Windows Virtual Desktop, which is built 100 percent on Azure, also saw a giant spike in usage as corporations went from working on personal computers in an office environment to working on virtual desktops in the cloud.

“We saw 3x growth in just four weeks, and Microsoft itself became a heavy user of Windows Virtual Desktop to support our employees,” Russinovich said.

To optimize usage and to meet demand, Microsoft scaled out the cluster partition, which is how traffic enters the Windows Virtual Desktop service and through which the remote desktop protocol traffic flows.

“We added more gateways and front ends per cluster,” Russinovich explained. “We added additional clusters per region. We deployed more regions, and more regions are coming, because customers want Windows Virtual Desktop servers to be in the regions that their corporations are in.”

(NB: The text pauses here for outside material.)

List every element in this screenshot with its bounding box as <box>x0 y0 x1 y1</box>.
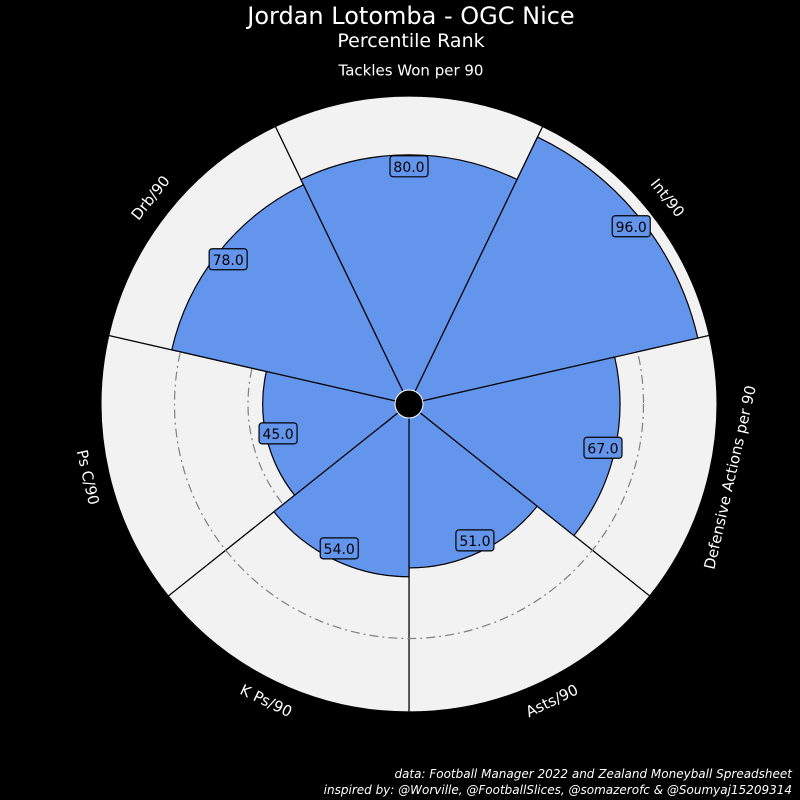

One of the hardest-hit services was an Azure SQL Database instance that stores information about which Windows Virtual Desktop sessions are active. That service had inefficiencies in the way that it optimizes indices, according to Russinovich,

“By optimizing the indices, they were able to drastically reduce the CPU usage load on the Azure SQL Database and avoid having to scale out,” he said. “The team also made other optimizations, like leveraging the read-only replicas of that Azure SQL Database instance to serve queries, instead of going to the primary all the time. That also helped reduce CPU load. They increased client-side caches on the front-end services, so that they could avoid going to the SQL Database altogether. And, finally, they also rebalanced traffic routing to nearby regions to help reduce the load on the WAN.”